Post Market views - July 13, 2021 - Mr. Binod Modi, Head Strategy at Reliance Securities
(Time Zone: UTC)
Domestic equities recovered sharply today mainly of favourable global cues and steady economic data. Notably, sharp recovery in heavy weight financials supported market rally today. We note improved visibility of credit growth on the back of visible rebound in economic activities and comfortable valuations attracted investors towards financials. Additionally, auto, metals and pharma also remained in focus, while FMCG and IT indices contracted. Midcap and smallcap stocks continued to see investors' interests, while volatility index softened over 2.5%. ICICI Bank, HDFC, Axis Bank and Grasim were among top Nifty gainers, while Adani Ports, HCLT, Dr Reddy's and Maruti were laggards.

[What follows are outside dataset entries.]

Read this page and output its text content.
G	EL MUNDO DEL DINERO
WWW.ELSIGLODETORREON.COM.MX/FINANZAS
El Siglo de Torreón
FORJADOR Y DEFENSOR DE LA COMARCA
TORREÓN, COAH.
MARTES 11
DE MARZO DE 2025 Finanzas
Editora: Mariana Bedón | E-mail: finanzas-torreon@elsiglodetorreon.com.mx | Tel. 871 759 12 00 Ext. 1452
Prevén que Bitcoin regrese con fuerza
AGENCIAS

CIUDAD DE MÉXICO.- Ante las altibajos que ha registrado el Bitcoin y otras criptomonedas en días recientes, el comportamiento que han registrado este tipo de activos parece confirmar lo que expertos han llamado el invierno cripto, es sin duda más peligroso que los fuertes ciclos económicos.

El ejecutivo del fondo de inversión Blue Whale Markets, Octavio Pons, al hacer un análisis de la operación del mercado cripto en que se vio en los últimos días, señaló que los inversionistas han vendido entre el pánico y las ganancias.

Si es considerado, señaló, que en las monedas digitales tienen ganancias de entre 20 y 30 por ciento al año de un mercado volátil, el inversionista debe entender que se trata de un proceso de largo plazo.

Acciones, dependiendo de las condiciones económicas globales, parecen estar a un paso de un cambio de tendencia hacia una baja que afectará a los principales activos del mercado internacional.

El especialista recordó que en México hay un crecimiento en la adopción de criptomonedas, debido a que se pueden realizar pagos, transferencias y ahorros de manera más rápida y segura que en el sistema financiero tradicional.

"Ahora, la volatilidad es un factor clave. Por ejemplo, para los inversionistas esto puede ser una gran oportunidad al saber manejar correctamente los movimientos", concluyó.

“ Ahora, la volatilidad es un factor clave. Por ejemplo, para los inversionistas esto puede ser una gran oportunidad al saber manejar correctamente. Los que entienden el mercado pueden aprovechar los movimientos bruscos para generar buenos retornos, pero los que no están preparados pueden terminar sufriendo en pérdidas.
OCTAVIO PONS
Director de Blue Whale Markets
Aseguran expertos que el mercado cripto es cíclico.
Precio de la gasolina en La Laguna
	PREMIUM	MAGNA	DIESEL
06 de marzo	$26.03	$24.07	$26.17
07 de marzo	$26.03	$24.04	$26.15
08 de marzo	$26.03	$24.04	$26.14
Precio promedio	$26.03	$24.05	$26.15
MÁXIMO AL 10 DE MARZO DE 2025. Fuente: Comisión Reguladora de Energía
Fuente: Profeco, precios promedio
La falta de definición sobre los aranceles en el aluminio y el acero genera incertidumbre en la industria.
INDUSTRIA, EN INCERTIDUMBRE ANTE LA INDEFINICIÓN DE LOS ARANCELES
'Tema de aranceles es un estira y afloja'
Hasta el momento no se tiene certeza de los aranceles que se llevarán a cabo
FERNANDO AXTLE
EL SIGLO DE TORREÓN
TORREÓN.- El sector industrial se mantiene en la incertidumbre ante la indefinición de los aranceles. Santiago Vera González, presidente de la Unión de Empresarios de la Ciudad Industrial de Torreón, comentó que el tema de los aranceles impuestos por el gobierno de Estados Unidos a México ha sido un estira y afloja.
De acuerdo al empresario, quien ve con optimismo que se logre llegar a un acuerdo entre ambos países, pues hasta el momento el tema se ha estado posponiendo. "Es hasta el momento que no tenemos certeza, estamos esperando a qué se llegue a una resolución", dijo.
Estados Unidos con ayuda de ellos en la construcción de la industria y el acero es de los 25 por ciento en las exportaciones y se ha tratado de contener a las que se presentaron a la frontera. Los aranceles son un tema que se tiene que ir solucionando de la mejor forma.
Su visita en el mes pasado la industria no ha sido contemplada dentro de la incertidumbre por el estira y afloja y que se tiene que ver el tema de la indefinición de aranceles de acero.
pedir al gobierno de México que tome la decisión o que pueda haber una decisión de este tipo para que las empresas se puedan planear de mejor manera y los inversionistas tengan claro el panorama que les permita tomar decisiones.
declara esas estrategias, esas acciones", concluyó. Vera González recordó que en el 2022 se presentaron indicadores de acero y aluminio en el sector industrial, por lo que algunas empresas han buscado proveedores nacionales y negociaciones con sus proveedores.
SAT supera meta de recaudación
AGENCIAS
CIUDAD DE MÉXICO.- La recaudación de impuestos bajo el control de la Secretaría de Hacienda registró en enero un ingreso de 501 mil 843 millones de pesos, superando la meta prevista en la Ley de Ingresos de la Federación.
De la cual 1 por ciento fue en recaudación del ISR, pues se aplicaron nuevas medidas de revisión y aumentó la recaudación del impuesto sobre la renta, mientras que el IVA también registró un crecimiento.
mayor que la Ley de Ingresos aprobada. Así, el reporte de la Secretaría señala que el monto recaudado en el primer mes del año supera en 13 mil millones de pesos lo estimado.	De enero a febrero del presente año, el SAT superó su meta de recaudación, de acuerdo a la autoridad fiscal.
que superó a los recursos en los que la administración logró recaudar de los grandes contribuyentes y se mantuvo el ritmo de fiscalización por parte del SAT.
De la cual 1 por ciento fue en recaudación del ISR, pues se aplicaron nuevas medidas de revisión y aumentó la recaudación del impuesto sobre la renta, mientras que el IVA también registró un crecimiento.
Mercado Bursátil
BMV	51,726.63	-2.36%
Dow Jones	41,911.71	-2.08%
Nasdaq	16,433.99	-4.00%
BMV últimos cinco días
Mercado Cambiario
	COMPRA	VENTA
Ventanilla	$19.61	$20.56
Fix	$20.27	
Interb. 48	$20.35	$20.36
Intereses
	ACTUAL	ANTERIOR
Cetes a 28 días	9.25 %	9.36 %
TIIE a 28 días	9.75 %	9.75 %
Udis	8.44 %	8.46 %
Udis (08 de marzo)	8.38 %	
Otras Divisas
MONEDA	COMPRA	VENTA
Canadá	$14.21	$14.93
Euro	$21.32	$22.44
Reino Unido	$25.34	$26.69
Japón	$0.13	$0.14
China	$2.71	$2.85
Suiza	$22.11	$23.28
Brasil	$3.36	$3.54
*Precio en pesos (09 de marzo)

IIP data for May witnessed strong over 29% growth on base effects, while second wave of impact made it to see ~14% contraction compared to May 2019. Hence, policy support is still much needed to spur economic activities in coming months, and we believe RBI will continue to maintain its accommodative policy in the medium term. Notably, benchmark Nifty appears to be consolidating in the range of 15,600-15,900. However, we continue to believe that any meaningful correction in the market should be taken as an opportunity to get in quality stocks. Strong data from core sector output for May, strong rise in import-export business momentum in June and visible traction in overall economic activities in June indicate healthy corporate earnings for 1QFY22E despite second wave of COVID-19. Further, announcement of slew of measures by Finance Ministry to spur economic activities augurs well. In our view, progress of monsoon, 1QFY22E corporate earnings and COVID-19 positivity rates will be in focus in the near term. Further, higher government's capex and revival in industrials' capex should aid economic recovery. Additionally, minutes of FOMC meeting last week showed that Federal Reserve's substantial progress target for economic recovery has not met yet. Therefore, scaling back of ultra-accommodative policy stance does not look to be imminent in the medium term, which offers comfort to global equities. In our view, higher crude prices, spread of delta plus variant globally and strengthening dollar index could be a near risk for markets. However, underlying strength of domestic markets remains intact, and investors must focus on quality stocks with robust earnings visibility and margins of safety. In our view, sectors considered to be major beneficiaries of capex revival, are likely to outperform in FY22E.